Bailey's selected photos are made up of work from the 60s, 80s and recent years. The earliest include a number of large scale colour prints of cockernee characters, including those nice boys, the Krays, plus the inhabitants of various boozers and card clubs. They're amusing, but they try too hard. I imagine they were originally intended for photo essays in magazines: "How the other half lives", that sort of thing.
The better works are the black and white shots of decrepit areas and their equally ruined denizens, those these too shade into caricature at times. There are old Jewish shop signs aplenty, and images of Brick Lane that wouldn't have been out of place in the Lodz ghetto. It's obvious Bailey was keen to capture what was visibly disappearing through slum clearance and city development.
|The 80s shots are concentrated on the Royal Docks area. This was the fallow period between the docks decline and the LDDC regeneration, and before London City Airport arose in Silvertown just across from the Compressor House. The photos are appropriately depopulated except for a handful featuring Bailey's new wife in ironic, noirish compositions, dressed to the nines and holding a handgun (a small echo of the Krays, perhaps). The skies are generally lowering and the buildings sinister. Not wholly unlike today.
These are the set of photos that show Bailey in his professional pomp, wholly in control of the subject and able to extract visual interest from even the bleakest environment. They lack the exuberance of the 60s set, and the wit of his more recent work, but they have a cold and compelling beauty to them. The use of black and white might appear regressive, even nostalgic, but it's better suited to what are essentially sculptural subjects, old pubs in otherwise flattened landscapes, dock gates and railings, and the serried ranks of cranes in the background.
The recent photos were large and in colour, many picking up the vibrant hues of saris and modern shops frontages, but interspersed with junk and jetsam from earlier eras. There's no theme here, these are random shots after all, but there is an air of sadness. Heads are usually turned away from the camera, in contrast with the face-on 60s work, and sometimes cropped out of shot altogether.
There is also a single panel of photos of Bailey's family from the 40s and 50s, including the first picture he took, a group shot on the beach.
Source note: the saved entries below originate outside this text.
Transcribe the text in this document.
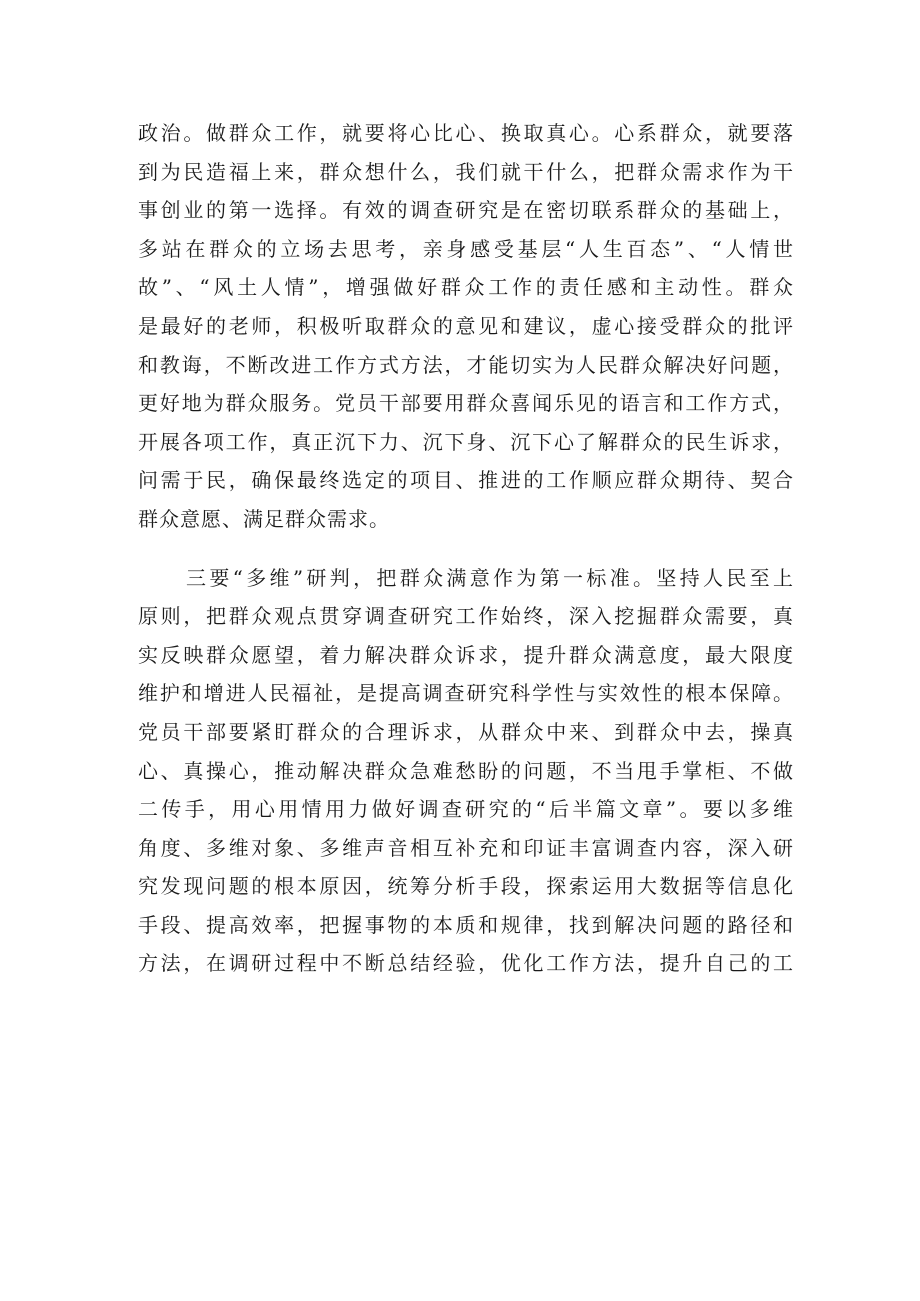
政治。做群众工作，就要将心比心、换取真心。心系群众，就要落
到为民造福上来，群众想什么，我们就干什么，把群众需求作为干
事创业的第一选择。有效的调查研究是在密切联系群众的基础上，
多站在群众的立场去思考，亲身感受基层“人生百态”、“人情世
故”、“风土人情”，增强做好群众工作的责任感和主动性。群众
是最好的老师，积极听取群众的意见和建议，虚心接受群众的批评
和教诲，不断改进工作方式方法，才能切实为人民群众解决好问题，
更好地为群众服务。党员干部要用群众喜闻乐见的语言和工作方式，
开展各项工作，真正沉下力、沉下身、沉下心了解群众的民生诉求，
问需于民，确保最终选定的项目、推进的工作顺应群众期待、契合
群众意愿、满足群众需求。
三要“多维”研判，把群众满意作为第一标准。坚持人民至上
原则，把群众观点贯穿调查研究工作始终，深入挖掘群众需要，真
实反映群众愿望，着力解决群众诉求，提升群众满意度，最大限度
维护和增进人民福祉，是提高调查研究科学性与实效性的根本保障。
党员干部要紧盯群众的合理诉求，从群众中来、到群众中去，操真
心、真操心，推动解决群众急难愁盼的问题，不当甩手掌柜、不做
二传手，用心用情用力做好调查研究的“后半篇文章”。要以多维
角度、多维对象、多维声音相互补充和印证丰富调查内容，深入研
究发现问题的根本原因，统筹分析手段，探索运用大数据等信息化
手段、提高效率，把握事物的本质和规律，找到解决问题的路径和
方法，在调研过程中不断总结经验，优化工作方法，提升自己的工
These look like the record of a destroyed Mitteleuropa. His first recognisable art photo is a shot of his sister, Thelma, in silhouette. This photo hints at the faceless compositions to come.
The sequence in chronological order moves from family, through community, via deserted wasteland to multiple communities and personal isolation. You get the sense that Bailey has ambivalent feelings about the evolution of the East End. It's a good exhibition, worth the trip (particularly via the cable-car), but do take a brolly.